Rony’s Data Science Portfolio
R projects
1. Churn Analysis
Analyze the churn of a major telecom company and identify the key drivers of churn. Then build the best model to predict churn and use the model to reduce churn while maximizing profitability.
2. Motion Classification
Using devices such as Jawbone Up, Nike FuelBand, and Fitbit it is now possible to collect a large amount of data about personal activity relatively inexpensively. One thing that people regularly do is quantify how much of a particular activity they do, but they rarely quantify how well they do it. The goal of this project is to predict the manner in which they did the exercise.
3. Multi-classification using a binary classifier
Use the ‘hepatic’ dataset of the AppliedPredictiveModeling library to demonstrate how to classify a multinomial response using a binary classifier. Also, evaluate a knn classifier and find the optimum value of k that yields the highest accuracy.
4. Integrated Decision Tree & Cluster analysis of the Titanic dataset in R and Tableau
Explore the famed Titanic dataset to examine which group had the highest probability of survival. Demonstrate Decision Trees and K-means clustering in R and then move on to Tableau to visualize survival ratios of each cluster. Demonstrate Data retrieval, Data pre-processing, Decision Tree analysis using R and finally integrated K-mean cluster analysis using Tableau/R integration by invoking Rserve()
5. Wordminder - Shiny app that predicts what’s on your mind!

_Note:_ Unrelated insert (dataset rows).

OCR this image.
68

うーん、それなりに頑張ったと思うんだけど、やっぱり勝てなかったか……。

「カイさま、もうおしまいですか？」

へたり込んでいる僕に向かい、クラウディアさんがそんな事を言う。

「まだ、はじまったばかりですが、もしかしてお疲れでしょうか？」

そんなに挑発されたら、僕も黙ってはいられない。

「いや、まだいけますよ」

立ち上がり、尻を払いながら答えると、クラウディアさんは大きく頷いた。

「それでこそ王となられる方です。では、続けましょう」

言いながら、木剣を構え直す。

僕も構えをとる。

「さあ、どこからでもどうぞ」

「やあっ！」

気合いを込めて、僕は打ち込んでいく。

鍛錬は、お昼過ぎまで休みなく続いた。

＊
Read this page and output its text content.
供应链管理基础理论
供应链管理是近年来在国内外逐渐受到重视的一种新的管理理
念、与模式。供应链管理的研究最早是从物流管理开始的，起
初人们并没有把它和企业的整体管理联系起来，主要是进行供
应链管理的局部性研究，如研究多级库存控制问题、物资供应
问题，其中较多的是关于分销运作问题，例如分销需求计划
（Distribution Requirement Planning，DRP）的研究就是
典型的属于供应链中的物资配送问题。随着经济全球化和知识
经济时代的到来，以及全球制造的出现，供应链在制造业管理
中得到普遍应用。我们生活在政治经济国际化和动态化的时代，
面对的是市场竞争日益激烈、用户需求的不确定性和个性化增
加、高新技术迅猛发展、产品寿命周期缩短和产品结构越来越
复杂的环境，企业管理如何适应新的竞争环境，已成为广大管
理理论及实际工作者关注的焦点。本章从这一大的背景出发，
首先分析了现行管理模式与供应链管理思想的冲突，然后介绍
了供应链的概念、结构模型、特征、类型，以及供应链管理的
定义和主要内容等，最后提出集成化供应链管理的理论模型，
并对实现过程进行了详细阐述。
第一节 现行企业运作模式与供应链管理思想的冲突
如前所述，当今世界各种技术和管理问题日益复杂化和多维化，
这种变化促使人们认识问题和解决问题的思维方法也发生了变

NLP based text prediction web app built using Shiny. This project involved several stages : Cleaning & preprocessing the data and building a text corpus. Creating a document term matrix and tokenizing text. Finding word associations and building an n-gram reference table. Creating a Shiny web text prediction app.
Python projects
1. CRYPTOCURRENCIES: Safe or Toxic?
Since the launch of Bitcoin in 2008, hundreds of similar projects based on the blockchain technology have emerged. We call these cryptocurrencies (also coins or cryptos in the Internet slang). Some are extremely valuable nowadays, and others may have the potential to become extremely valuable in the future1. In fact, the 6th of December of 2017 Bitcoin has a market capitalization above $200 billion. This project will analyze BITCOIN and other cryptocurrenices as an investment vehicle.
2. Risks and Returns
The Sharpe ratio has been one of the most popular risk/return measures in finance, not least because it’s so simple to use. It also helped that Professor Sharpe won a Nobel Memorial Prize in Economics in 1990 for his work on the capital asset pricing model (CAPM). In this projects, we’ll look at the Sharpe ratio by calculating it for the stocks of the two tech giants Facebook and Amazon. As a benchmark, we’ll use the S&P 500 that measures the performance of the 500 largest stocks in the US.
3. Gender Prediction using Sound
The same name can be spelled out in a many ways (for example, Marc and Mark, or Elizabeth and Elisabeth). Sound can, therefore, be a better way to match names than spelling. In this project, you will use the Python package Fuzzy to find out the genders of authors that have appeared in the New York Times Best Seller list for Children’s Picture books.
4. 67 years of LEGO
The Rebrickable database includes data on every LEGO set that ever been sold; the names of the sets, what bricks they contain, what color the bricks are, etc. It might be small bricks, but this is big data! In this project, we will explore the Rebrickable database and analyze a fascinating dataset on every single lego block that has ever been built!
5. Evolution of LINUX
Version control repositories like CVS, Subversion or Git can be a real gold mine for software developers. They contain every change to the source code including the date (the “when”), the responsible developer (the “who”), as well as little message that describes the intention (the “what”) of a change. In this project, we will analyze the evolution of a very famous open-source project – the Linux kernel. The Linux kernel is the heart of some Linux distributions like Debian, Ubuntu or CentOS.